Philip Romualdez said mining companies are already overtaxed and that imposing higher levies will not only stagnate mining investments, but will literally “kill the industry”. “The sooner there is clarity, the sooner there is a more stable approach for the mining industry to move forward, the better. If there is no clarity, then I suspect that people writing the check will hold back.”

He expressed doubt that the country will soon be getting any major mining investment unless the government sends the message clearly and shows the political will - like it did during the impeachment of former Chief Justice Renato Corona. “We are hopeful that we can work with the government to come up with a reasonable position. I believe, that can be done, if they understand the issues.”

Early this month the operator of the Tampakan Copper-Gold Project in Southern Mindanao announced its decision to scale down operation.
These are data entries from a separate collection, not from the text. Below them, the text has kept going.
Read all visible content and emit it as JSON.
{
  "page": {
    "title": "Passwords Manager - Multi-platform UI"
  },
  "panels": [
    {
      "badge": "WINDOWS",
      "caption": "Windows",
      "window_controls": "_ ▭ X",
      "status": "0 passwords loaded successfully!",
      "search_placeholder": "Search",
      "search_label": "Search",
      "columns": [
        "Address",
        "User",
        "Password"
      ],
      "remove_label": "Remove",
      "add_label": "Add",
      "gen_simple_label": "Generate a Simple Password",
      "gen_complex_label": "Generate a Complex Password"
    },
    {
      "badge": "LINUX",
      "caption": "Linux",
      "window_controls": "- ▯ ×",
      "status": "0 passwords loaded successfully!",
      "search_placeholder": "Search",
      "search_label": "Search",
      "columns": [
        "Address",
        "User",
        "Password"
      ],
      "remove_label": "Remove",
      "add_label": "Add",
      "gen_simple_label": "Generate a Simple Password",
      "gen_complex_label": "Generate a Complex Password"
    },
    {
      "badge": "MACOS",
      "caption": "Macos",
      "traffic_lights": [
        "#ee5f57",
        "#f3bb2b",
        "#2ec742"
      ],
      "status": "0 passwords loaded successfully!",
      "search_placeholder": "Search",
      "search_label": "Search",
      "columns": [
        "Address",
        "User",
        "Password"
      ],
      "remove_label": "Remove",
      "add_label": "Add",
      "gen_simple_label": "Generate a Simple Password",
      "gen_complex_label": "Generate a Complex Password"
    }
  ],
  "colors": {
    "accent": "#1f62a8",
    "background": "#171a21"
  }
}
This will result in the mass layoff of some 1000 workers.

The $5.9-billion Tampakan project is potentially the biggest mining project in Asia. But the project hit a snag when the provincial government of South Cotabato passed an ordinance banning open-pit mining, which is allowed under the Philippine Mining Act of 1995.

In his opening remarks, Philip Romualdez said one of the burning issues that the industry faced was the incorrect idea about the 2% tax that all mining companies must pay the government under the Philippine Mining Act of 1995. He said the 2% mining tax is but one of the components of around 12 mining-related taxes.

“This single tax does not show the complete picture. This single tax out of the 12 or separate taxes that each mining company has to pay under the Mining Act has been taken out of context and used by anti-mining groups irresponsibly to vilify the industry,” he said.

According to Philip Romualdez, the government receives more than half of the total value of a mining project, based on the internationally accepted average effective tax rate, a formula that determines the government’s share throughout the entire life cycle of a mining project, from the time the contractor starts to invest funds in the project to the very end of the mine life.

He says mining companies feel that the government has only looked at mining’s earnings from year to year and only sees a rise in profits, which makes it keen to tax the industry more. “This tack is patently unfair to us, because it fails to consider years when mining companies don’t make money.”

Considering the current volatility clouding the industry worldwide, he said, significant mining projects worldwide are being reviewed, such as Tampakan. He said Tampakan was an example of why the industry appeals to the government to look at the industry not just year-by-year, but on a long-term reality-based model. Adding to the “uncertainties,” he noted, is the fact that the Mining Act is again being subjected to review.